MM. Le Sesne firent paraître, en même temps que cette réponse, une nouvelle lettre où, en exprimant à l’«héroïque chevalière» toute leur reconnaissance pour le précieux patronage qu’elle daignait leur accorder, ils déclaraient qu’ils ne sauraient trouver un meilleur témoignage de leur gratitude que de soumettre à Mlle d’Éon le choix du capitaine, des officiers et des volontaires de la frégate qui devait porter son nom.

A la suite de cette lettre parut une nouvelle réponse de d’Éon, empreinte de cette humilité qui sied aux héros:

Paris, le 15 décembre 1789.

J’ai à répondre, Messieurs, à la nouvelle lettre dont vous m’avez honorée le 4 de ce mois.

Si j’avais prévu les conséquences qui résultent de la réponse que j’ai cru devoir faire à votre demande gracieuse de nommer une de vos frégates, je me serais bien gardée d’accepter cet honneur. Les louanges que cette déférence m’attire de votre part donnent de mes talents et de mon mérite une idée qui ne peut s’accorder avec l’opinion que je dois en avoir.

Quant au choix du capitaine de vaisseau, des officiers et volontaires qui désirent se distinguer sur votre armement, je crois, Messieurs, qu’il suffit d’ouvrir à nos marins et à nos militaires une carrière de gloire et d’utilité au gouvernement pour les voir s’y présenter en foule et acheter aux dépens de leur fortune et même de leur vie le droit de la parcourir, en sorte que je regarde ce choix bien plus difficile à faire par le grand nombre de concurrents que par le mérite et le courage: qualités naturelles à tous les militaires français, que je suis plus dans le cas d’applaudir et d’imiter que de juger.

Il ne manqua pas, en effet, de gens en quête d’aventures pour solliciter un poste sur la Chevalière-d’Éon. Les papiers de d’Éon contiennent nombre de lettres de ce genre, et le bruit courut même que la chevalière en personne s’embarquerait sur le vaisseau qui porterait son nom.

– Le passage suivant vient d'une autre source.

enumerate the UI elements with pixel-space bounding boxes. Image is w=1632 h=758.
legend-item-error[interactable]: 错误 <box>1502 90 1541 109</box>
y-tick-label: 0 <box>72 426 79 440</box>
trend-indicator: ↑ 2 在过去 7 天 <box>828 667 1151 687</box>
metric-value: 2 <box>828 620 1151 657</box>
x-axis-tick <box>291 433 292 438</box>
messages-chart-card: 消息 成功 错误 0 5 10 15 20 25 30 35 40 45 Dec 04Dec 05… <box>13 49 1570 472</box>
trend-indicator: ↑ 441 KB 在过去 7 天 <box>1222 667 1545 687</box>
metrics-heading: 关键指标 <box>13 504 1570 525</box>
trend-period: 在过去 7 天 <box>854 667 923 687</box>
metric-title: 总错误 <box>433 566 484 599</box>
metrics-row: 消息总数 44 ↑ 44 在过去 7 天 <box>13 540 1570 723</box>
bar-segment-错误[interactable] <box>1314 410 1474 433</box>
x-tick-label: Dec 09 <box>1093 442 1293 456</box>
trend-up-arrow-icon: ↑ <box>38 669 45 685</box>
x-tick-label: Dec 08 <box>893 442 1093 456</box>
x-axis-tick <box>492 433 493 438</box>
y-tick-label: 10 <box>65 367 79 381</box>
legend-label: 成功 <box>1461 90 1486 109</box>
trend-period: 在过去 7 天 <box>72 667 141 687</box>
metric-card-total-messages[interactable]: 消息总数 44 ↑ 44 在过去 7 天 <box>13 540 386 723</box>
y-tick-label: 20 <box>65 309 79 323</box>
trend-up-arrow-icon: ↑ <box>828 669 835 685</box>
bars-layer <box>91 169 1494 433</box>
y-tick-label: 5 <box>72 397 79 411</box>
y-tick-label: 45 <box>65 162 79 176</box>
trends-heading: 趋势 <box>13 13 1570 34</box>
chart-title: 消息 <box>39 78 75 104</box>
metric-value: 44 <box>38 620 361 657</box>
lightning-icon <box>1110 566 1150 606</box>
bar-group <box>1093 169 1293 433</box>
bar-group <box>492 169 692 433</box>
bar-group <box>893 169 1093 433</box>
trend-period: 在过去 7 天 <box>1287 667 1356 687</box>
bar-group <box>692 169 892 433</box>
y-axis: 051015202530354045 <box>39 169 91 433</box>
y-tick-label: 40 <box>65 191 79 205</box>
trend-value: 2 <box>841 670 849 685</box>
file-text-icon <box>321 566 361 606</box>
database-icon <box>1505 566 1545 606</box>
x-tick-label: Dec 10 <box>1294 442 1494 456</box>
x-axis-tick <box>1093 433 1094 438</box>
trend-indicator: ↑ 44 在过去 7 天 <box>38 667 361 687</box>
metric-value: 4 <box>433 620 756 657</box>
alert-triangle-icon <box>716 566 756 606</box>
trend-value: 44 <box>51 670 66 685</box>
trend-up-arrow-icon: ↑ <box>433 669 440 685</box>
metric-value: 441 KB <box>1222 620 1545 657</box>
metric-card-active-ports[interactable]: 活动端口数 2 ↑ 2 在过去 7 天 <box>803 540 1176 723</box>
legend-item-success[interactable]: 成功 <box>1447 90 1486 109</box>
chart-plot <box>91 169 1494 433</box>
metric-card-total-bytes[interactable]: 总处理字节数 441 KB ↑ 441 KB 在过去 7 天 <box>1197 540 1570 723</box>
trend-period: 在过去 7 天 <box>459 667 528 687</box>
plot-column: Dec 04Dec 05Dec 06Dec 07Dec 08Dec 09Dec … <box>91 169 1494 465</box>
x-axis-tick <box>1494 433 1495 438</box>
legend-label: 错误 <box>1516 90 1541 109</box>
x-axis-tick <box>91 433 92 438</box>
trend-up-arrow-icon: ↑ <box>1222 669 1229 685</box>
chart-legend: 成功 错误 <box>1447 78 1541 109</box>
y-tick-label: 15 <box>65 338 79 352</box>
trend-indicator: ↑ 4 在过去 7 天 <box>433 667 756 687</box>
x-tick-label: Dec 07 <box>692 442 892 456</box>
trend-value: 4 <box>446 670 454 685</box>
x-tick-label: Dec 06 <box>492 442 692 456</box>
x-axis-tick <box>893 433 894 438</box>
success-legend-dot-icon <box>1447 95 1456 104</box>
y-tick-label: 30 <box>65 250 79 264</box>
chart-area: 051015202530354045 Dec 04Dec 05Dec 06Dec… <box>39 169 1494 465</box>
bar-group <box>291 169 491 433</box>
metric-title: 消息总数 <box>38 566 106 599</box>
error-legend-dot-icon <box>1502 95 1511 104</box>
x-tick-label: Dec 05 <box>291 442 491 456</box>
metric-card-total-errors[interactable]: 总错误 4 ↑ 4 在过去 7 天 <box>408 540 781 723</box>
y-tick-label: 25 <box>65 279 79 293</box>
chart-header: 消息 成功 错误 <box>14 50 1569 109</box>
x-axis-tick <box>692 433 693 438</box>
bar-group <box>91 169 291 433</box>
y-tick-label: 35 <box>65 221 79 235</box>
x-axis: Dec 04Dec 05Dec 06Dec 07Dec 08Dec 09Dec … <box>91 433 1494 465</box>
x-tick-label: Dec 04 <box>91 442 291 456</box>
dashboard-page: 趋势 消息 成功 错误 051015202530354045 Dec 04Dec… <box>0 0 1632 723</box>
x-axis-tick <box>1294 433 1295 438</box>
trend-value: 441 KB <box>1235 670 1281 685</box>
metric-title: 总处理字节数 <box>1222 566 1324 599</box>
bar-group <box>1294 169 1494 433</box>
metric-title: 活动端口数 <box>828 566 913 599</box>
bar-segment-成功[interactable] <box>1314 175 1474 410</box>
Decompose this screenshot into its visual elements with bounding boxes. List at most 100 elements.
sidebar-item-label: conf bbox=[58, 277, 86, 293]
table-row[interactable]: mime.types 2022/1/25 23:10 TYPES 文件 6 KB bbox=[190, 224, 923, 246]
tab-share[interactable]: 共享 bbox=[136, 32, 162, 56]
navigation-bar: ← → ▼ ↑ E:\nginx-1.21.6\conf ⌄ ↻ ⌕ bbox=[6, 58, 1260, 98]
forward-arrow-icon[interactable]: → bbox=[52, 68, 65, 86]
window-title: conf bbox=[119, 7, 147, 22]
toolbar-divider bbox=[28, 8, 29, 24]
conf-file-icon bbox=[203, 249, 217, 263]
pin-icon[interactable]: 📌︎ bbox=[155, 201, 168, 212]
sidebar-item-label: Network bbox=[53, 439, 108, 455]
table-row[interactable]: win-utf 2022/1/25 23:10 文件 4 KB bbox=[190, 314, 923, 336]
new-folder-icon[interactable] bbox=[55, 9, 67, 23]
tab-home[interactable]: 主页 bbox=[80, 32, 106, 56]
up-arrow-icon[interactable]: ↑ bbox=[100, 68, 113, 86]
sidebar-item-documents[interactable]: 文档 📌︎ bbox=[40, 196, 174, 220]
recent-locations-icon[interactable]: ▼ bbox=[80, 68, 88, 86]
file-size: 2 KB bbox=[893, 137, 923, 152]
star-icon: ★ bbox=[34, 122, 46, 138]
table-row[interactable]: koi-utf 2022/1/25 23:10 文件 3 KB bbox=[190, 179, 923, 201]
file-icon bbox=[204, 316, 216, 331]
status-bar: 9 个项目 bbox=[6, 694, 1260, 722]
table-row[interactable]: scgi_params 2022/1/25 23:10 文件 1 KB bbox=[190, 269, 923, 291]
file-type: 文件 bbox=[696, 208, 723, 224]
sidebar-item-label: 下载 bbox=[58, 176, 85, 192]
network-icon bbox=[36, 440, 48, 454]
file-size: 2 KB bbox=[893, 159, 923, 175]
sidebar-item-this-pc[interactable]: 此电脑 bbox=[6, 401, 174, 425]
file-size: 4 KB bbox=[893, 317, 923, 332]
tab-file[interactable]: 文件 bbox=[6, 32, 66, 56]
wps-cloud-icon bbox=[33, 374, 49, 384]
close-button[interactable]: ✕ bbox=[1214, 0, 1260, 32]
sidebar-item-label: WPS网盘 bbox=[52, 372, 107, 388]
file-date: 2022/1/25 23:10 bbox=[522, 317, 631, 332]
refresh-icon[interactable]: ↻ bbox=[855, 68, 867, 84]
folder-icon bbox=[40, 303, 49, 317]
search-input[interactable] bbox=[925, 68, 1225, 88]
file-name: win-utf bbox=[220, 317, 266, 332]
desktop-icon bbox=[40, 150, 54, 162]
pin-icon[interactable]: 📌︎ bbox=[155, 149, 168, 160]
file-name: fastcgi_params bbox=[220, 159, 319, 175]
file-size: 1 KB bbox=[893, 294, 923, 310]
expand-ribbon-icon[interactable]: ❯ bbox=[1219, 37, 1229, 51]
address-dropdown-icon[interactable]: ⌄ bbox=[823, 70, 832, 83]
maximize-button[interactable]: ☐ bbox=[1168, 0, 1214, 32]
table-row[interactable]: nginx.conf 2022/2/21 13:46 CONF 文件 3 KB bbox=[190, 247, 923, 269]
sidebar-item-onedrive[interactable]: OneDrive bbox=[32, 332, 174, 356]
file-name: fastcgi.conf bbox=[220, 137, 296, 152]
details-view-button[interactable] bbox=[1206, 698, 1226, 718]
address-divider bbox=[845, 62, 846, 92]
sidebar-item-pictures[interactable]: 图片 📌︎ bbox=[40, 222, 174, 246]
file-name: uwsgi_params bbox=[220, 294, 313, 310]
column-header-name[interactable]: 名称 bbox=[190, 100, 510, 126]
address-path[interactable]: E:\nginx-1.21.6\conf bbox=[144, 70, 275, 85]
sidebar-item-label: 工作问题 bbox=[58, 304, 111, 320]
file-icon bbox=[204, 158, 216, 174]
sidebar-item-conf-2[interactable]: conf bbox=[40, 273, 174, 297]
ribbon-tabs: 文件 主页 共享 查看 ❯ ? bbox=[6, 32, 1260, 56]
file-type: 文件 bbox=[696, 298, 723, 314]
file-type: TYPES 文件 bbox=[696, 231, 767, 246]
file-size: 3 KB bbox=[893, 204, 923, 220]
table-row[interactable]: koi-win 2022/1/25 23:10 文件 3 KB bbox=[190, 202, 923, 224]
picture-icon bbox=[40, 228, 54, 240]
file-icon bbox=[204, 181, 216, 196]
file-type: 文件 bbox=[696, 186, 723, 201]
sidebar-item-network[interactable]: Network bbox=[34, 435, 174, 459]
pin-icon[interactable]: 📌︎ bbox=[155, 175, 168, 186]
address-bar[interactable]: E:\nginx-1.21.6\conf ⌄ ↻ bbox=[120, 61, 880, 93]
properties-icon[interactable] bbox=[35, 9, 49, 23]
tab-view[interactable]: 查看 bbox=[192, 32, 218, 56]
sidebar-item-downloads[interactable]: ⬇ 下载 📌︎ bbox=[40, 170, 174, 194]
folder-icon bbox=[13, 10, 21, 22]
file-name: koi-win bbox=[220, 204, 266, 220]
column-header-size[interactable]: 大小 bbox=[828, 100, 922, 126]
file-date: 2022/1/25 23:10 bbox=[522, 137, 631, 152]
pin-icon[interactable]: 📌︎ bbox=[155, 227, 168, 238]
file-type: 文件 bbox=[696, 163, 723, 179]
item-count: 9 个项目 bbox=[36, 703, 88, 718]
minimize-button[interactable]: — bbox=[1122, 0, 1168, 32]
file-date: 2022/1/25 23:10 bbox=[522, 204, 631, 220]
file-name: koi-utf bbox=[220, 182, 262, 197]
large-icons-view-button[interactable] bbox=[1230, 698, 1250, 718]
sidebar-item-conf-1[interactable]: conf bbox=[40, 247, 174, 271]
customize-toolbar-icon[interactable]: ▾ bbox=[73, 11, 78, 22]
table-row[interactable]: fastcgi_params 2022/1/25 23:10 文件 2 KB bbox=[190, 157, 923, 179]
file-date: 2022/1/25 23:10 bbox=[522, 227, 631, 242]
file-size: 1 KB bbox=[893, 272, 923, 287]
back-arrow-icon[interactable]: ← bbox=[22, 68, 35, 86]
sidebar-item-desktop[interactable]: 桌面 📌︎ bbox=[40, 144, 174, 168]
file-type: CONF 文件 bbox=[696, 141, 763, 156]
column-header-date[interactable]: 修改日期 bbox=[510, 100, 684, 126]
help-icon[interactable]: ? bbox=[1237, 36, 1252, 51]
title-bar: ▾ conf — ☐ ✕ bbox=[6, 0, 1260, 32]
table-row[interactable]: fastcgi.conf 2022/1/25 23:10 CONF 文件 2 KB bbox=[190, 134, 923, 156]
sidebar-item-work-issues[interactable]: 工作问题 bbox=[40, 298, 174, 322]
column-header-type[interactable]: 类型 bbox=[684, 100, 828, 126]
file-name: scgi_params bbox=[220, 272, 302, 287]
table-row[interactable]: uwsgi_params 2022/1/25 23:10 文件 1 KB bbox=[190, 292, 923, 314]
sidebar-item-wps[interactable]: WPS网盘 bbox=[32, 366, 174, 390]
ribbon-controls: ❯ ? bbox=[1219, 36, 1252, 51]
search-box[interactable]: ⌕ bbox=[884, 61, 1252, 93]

Malheureusement, l’argent des actionnaires n’affluait pas rue de Bailleul, chez MM. Le Sesne et Cie, en la même abondance que les demandes d’engagement. Un extrait du Journal de Paris, contenant les lettres échangées entre les armateurs et Mlle la chevalière d’Éon, avait été lancé sous forme de prospectus et adressé à toutes les personnes susceptibles de s’intéresser à l’entreprise. La vignette même représentant la Chevalière-d’Éon entourée de vaisseaux ennemis et faisant feu de ses deux bords ne décida pas les souscripteurs, et l’entreprise dut être abandonnée. Pareille tournure d’un si beau projet ne faisait pas l’affaire de ceux à qui d’Éon avait déjà distribué des emplois sur sa frégate. Un certain «mestre de camp de dragons», qui signe seulement de son initiale et qui avait été choisi pour commander le bâtiment, lui écrivait, le 14 juillet 1781, de Granville, où il s’était avisé d’aller surveiller les préparatifs de l’expédition:

L’armement de la Chevalière-d’Éon, ma très ancienne et très loyale amie, ne prend pas cette tournure que j’aurais désirée pour vous, pour M. Le Sesne et pour moi, malgré tous les mouvements que je me suis donnés et que je ne cesse de me donner. Je ne dois point vous cacher, mon ancienne amie, que ce vaisseau qui doit porter votre nom n’existe encore que dans l’imagination de M. Le Sesne, qu’il n’y a pas sur le chantier à Granville un pied de bois sur quille destiné à la construction de ce vaisseau. Il est bien vrai que M. Le Sesne avait fait acheter une portion de bois destiné ad hoc, qui, n’ayant pas été payée, a été saisie, et, pour éviter les suites désagréables, il a été envoyé dernièrement ici un certain M. Agaste pour arrêter les poursuites; mais tout cela ne fait pas et ne fera pas construire le vaisseau la Chevalière-d’Éon...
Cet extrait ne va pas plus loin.